It was mid 1996 when the smell of a stranger’s sheets stimulated my senses enough to wake me from inebriated oblivion. My school friends gathered round me, some with fingers over lips, others with open jaws, a few with dipped heads, muttering, whispering, laughing.
Tim was there. But Nelly hadn’t made it to Joe’s party. She asked me, the next week at school, if I was okay. I said yes. I can’t say if that was a lie.
“Jess!” Fae called, ran to my side and shook me, her long blonde hair tickling my cheek.
I was still semi-passed out, but flashes of smashing my bottle of port in a bath tub, vomiting, muttering illogical ridiculousness, and then flirting with a guy nicknamed Buzz, reminded me how I got there. My breath quickened, my head pounded, and my stomach gurgled. I looked down at my body in this strange bed. Nausea enveloping me like damp and mould. I was stark naked and in desperate need to puke.

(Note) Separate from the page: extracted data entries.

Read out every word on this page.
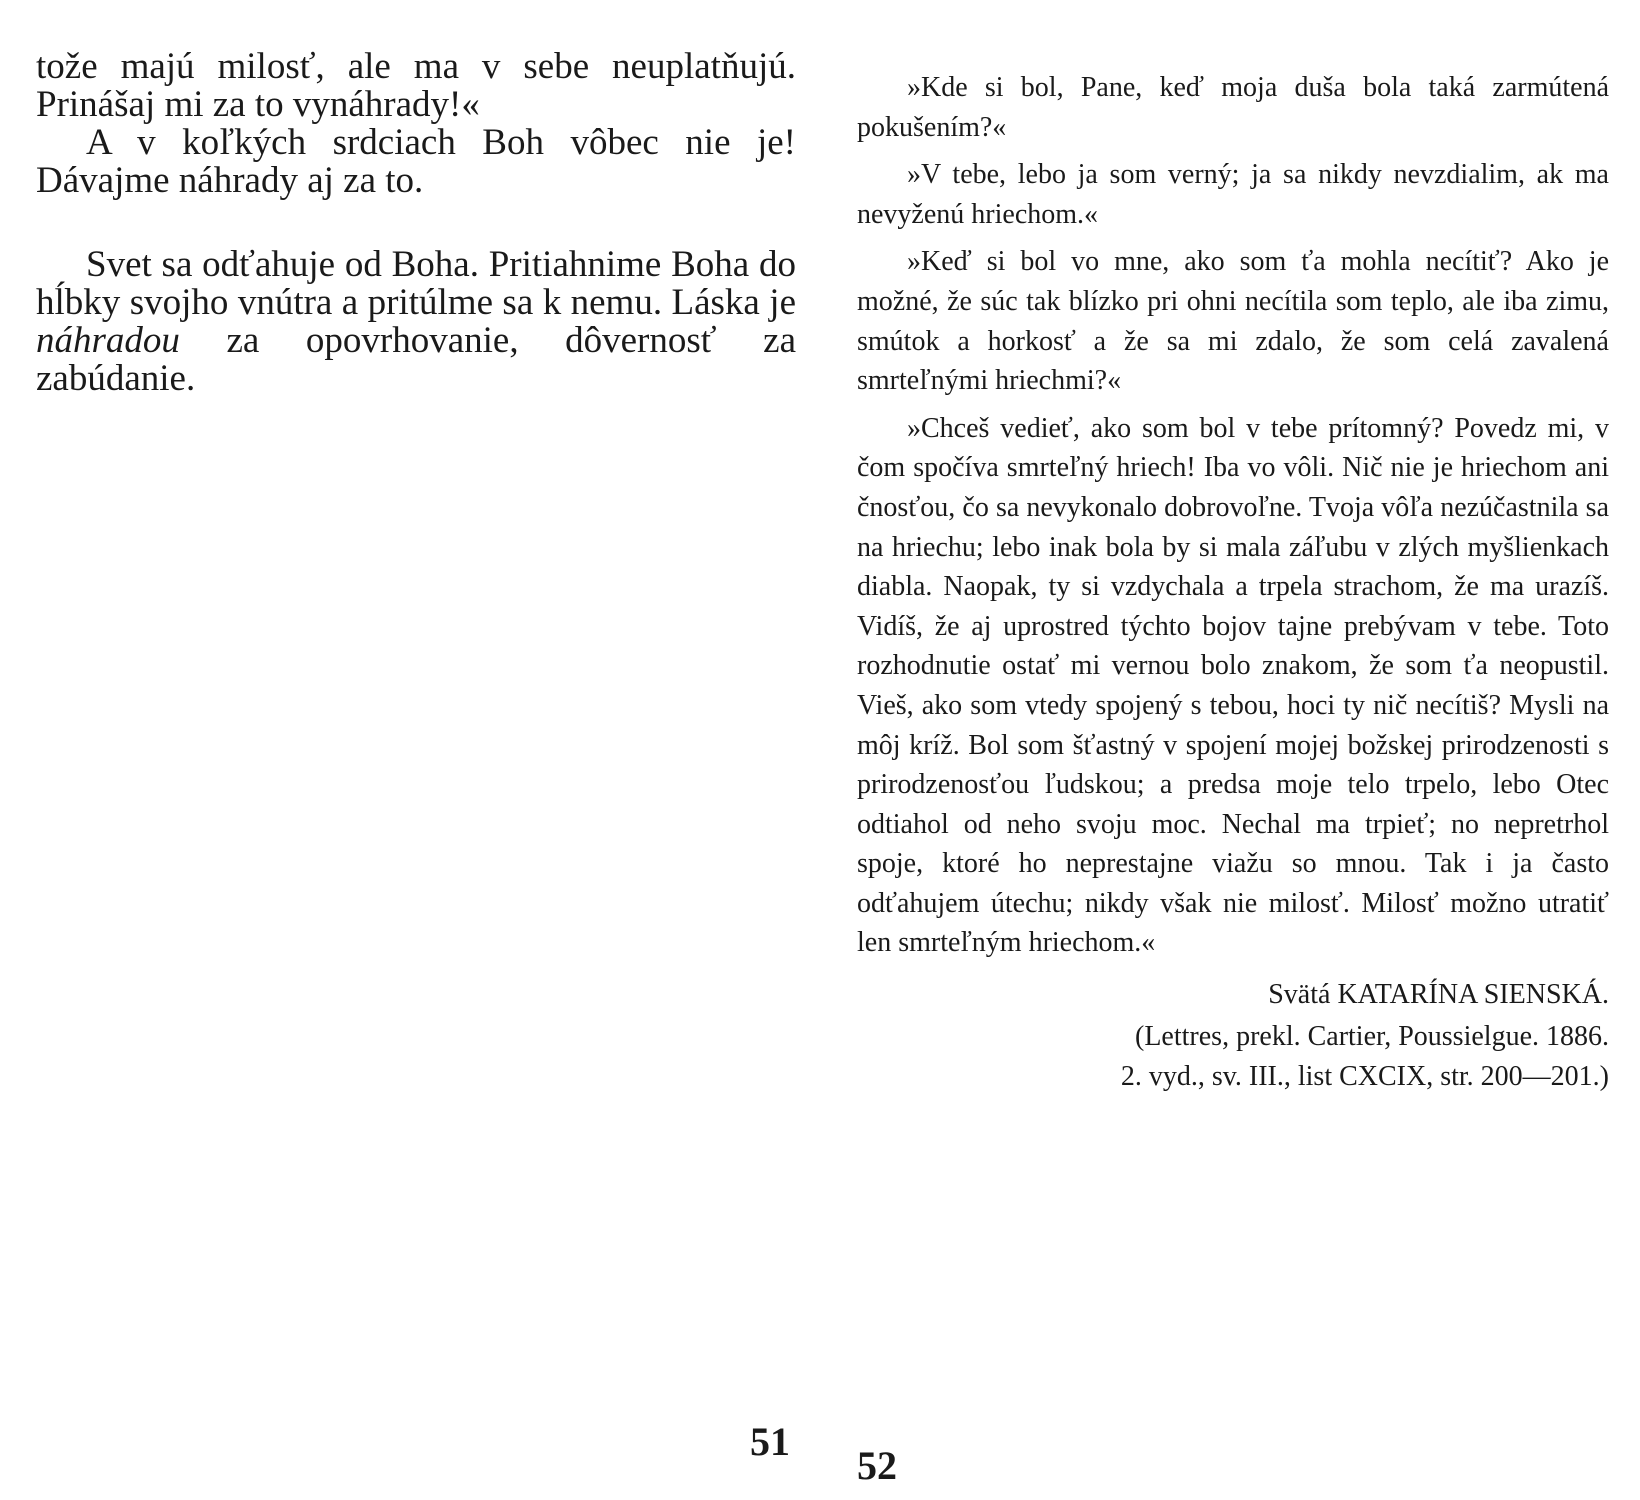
tože majú milosť, ale ma v sebe neuplatňujú. Prinášaj mi za to vynáhrady!«

A v koľkých srdciach Boh vôbec nie je! Dávajme náhrady aj za to.

Svet sa odťahuje od Boha. Pritiahnime Boha do hĺbky svojho vnútra a pritúlme sa k nemu. Láska je náhradou za opovrhovanie, dôvernosť za zabúdanie.

51

»Kde si bol, Pane, keď moja duša bola taká zarmútená pokušením?«

»V tebe, lebo ja som verný; ja sa nikdy nevzdialim, ak ma nevyženú hriechom.«

»Keď si bol vo mne, ako som ťa mohla necítiť? Ako je možné, že súc tak blízko pri ohni necítila som teplo, ale iba zimu, smútok a horkosť a že sa mi zdalo, že som celá zavalená smrteľnými hriechmi?«

»Chceš vedieť, ako som bol v tebe prítomný? Povedz mi, v čom spočíva smrteľný hriech! Iba vo vôli. Nič nie je hriechom ani čnosťou, čo sa nevykonalo dobrovoľne. Tvoja vôľa nezúčastnila sa na hriechu; lebo inak bola by si mala záľubu v zlých myšlienkach diabla. Naopak, ty si vzdychala a trpela strachom, že ma urazíš. Vidíš, že aj uprostred týchto bojov tajne prebývam v tebe. Toto rozhodnutie ostať mi vernou bolo znakom, že som ťa neopustil. Vieš, ako som vtedy spojený s tebou, hoci ty nič necítiš? Mysli na môj kríž. Bol som šťastný v spojení mojej božskej prirodzenosti s prirodzenosťou ľudskou; a predsa moje telo trpelo, lebo Otec odtiahol od neho svoju moc. Nechal ma trpieť; no nepretrhol spoje, ktoré ho neprestajne viažu so mnou. Tak i ja často odťahujem útechu; nikdy však nie milosť. Milosť možno utratiť len smrteľným hriechom.«

Svätá KATARÍNA SIENSKÁ.
(Lettres, prekl. Cartier, Poussielgue. 1886.
2. vyd., sv. III., list CXCIX, str. 200—201.)
52
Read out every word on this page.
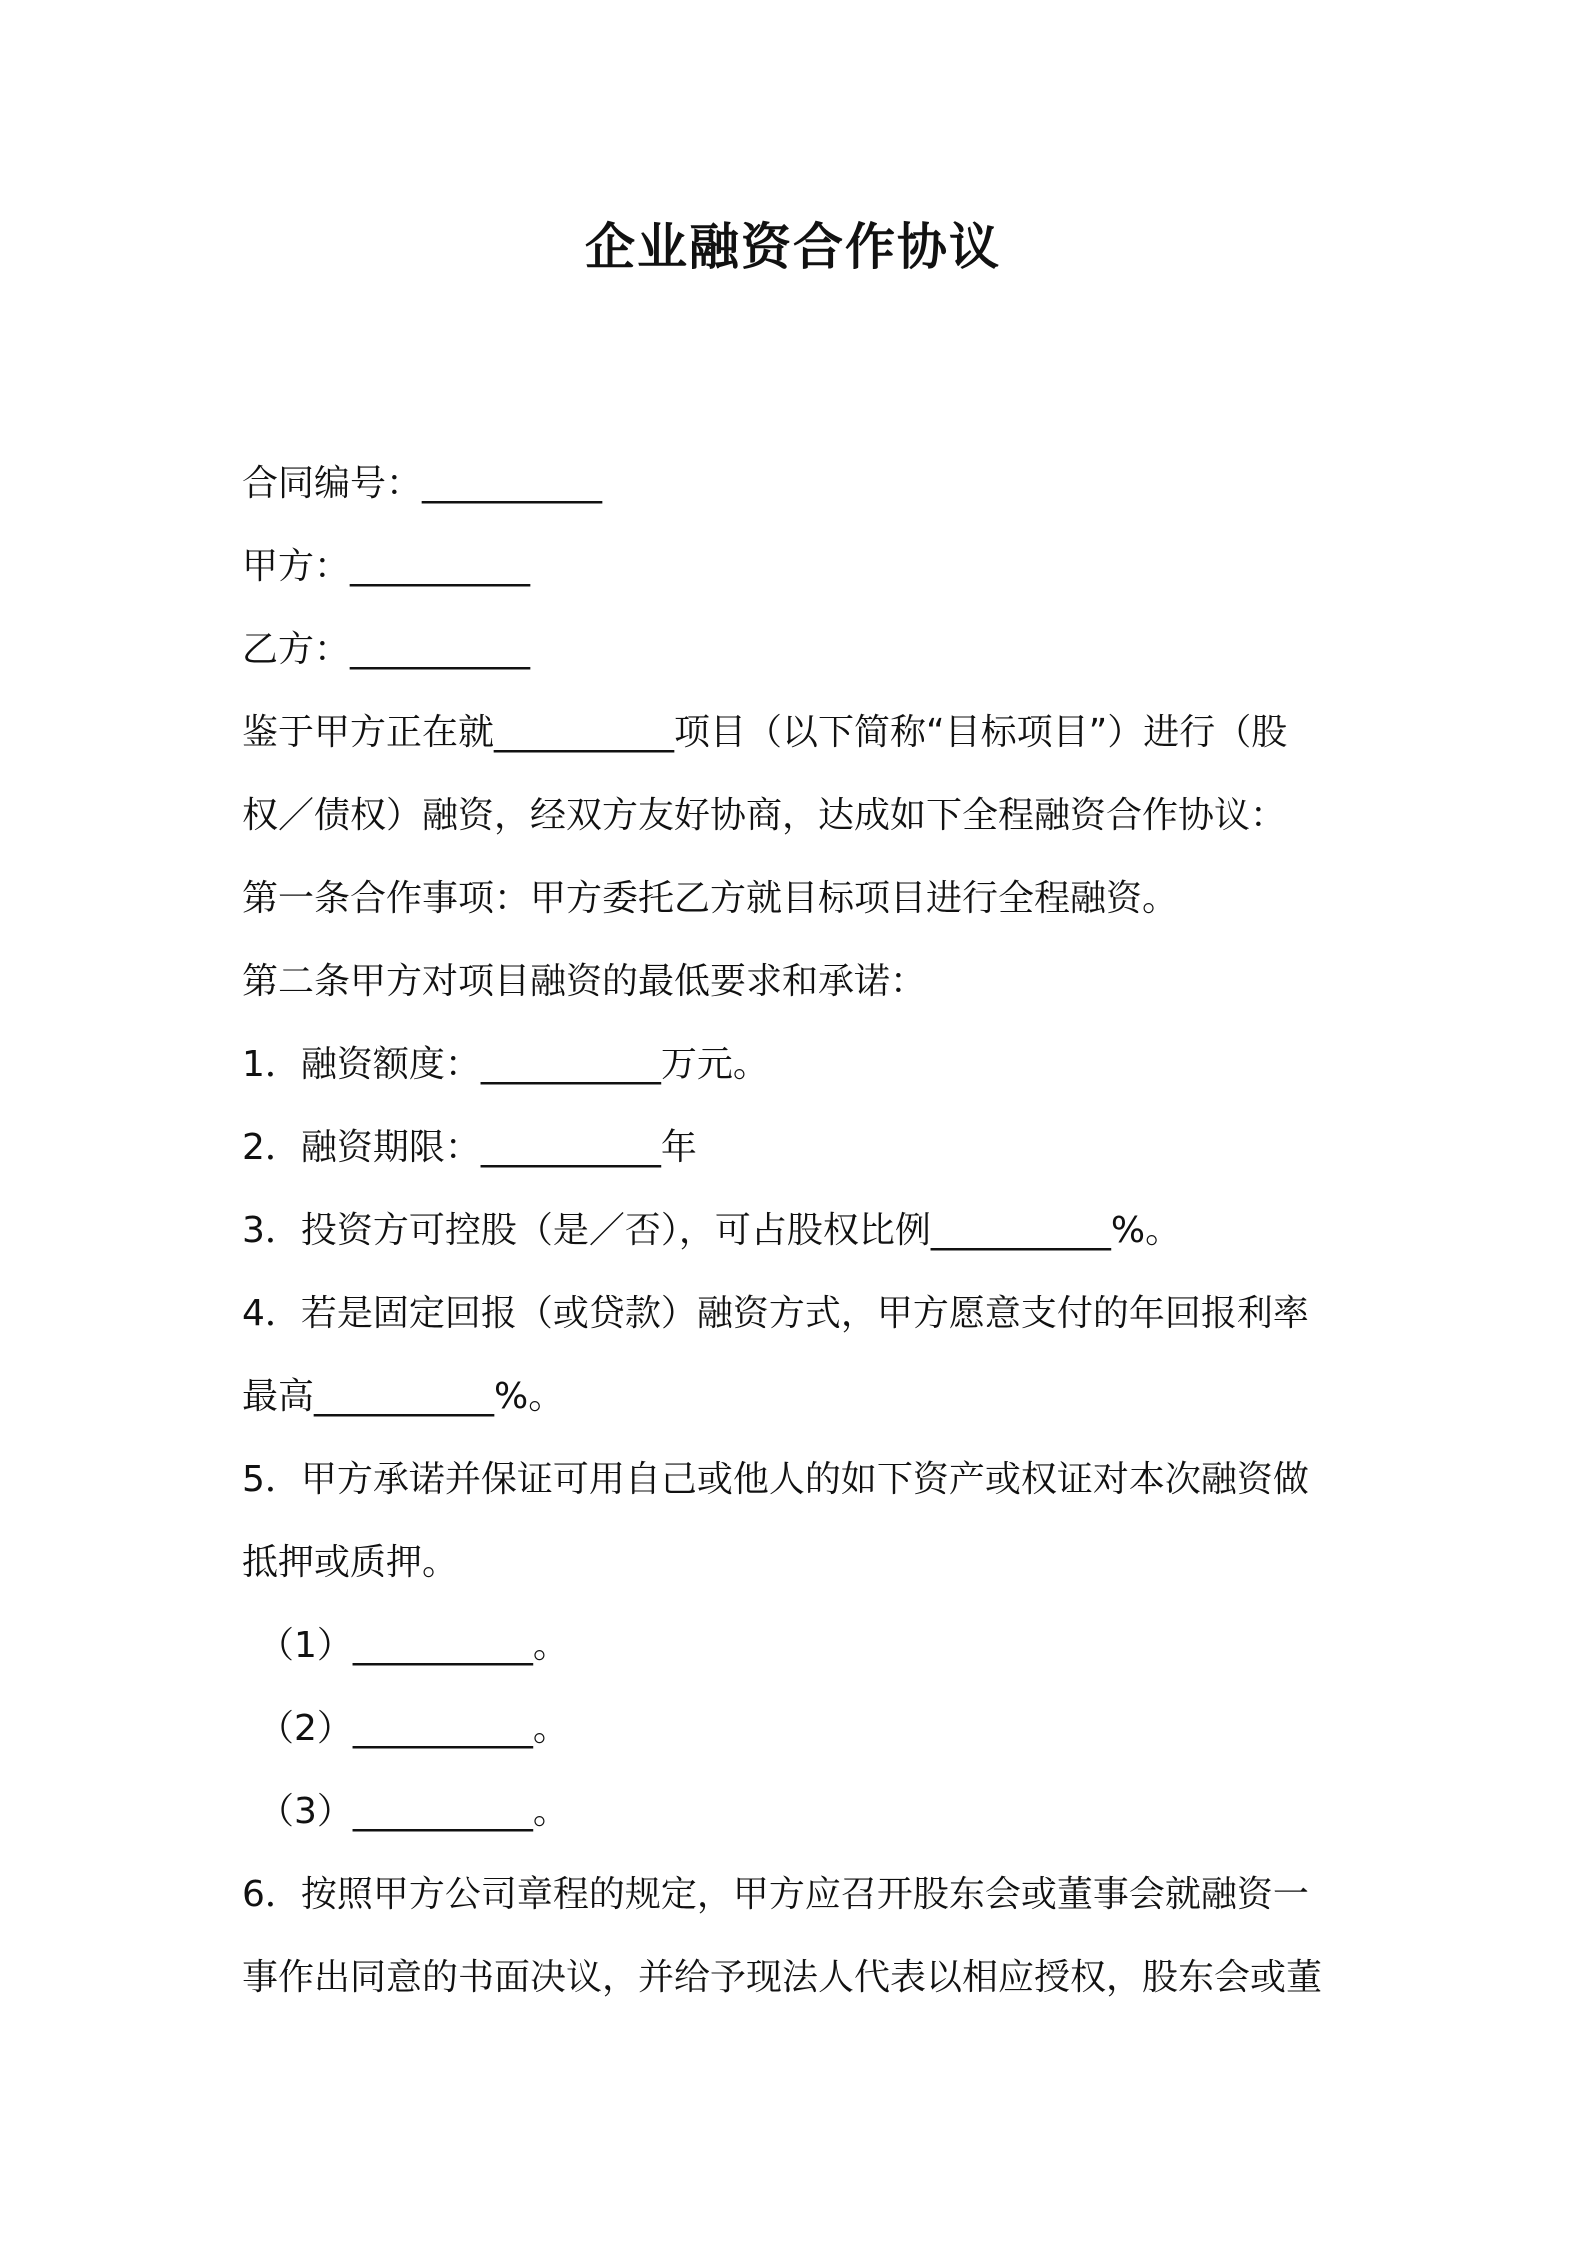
企业融资合作协议
合同编号：__________
甲方：__________
乙方：__________
鉴于甲方正在就__________项目（以下简称“目标项目”）进行（股
权／债权）融资，经双方友好协商，达成如下全程融资合作协议：
第一条合作事项：甲方委托乙方就目标项目进行全程融资。
第二条甲方对项目融资的最低要求和承诺：
1．融资额度：__________万元。
2．融资期限：__________年
3．投资方可控股（是／否），可占股权比例__________%。
4．若是固定回报（或贷款）融资方式，甲方愿意支付的年回报利率
最高__________%。
5．甲方承诺并保证可用自己或他人的如下资产或权证对本次融资做
抵押或质押。
（1）__________。
（2）__________。
（3）__________。
6．按照甲方公司章程的规定，甲方应召开股东会或董事会就融资一
事作出同意的书面决议，并给予现法人代表以相应授权，股东会或董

“Buzz. What did you do?” Tim whispered.
The disgust in his voice travelled to the forefront of my earshot. I couldn’t see him, but I heard Buzz scoff. I was so wasted that the room and my friends resembled a blurred and pixelated dreary-coloured mess.
“She wanted it,” Buzz said.
I heard a shoulder-shrug in his tone. Fae sat me up and another girl with a lisp gathered my clothes. They helped me dress. One was laughing a bit, sarcastically, saying I was an idiot for letting this happen.
I was only fifteen. Fifteen and no longer a virgin. You’ve done it now. So f*cking what? Severe nausea overpowered the looming embarrassment I was sure to feel the next week at school. Because of this day, twenty years ago at the time of writing this, I have never considered sex to be something special. Even now I struggle to give it meaning. I have to meditate. Prepare myself. Remind myself that it’s good—that it’s not just an act of human nature that happens at random for no particular reason, that it can mean … love. I know this.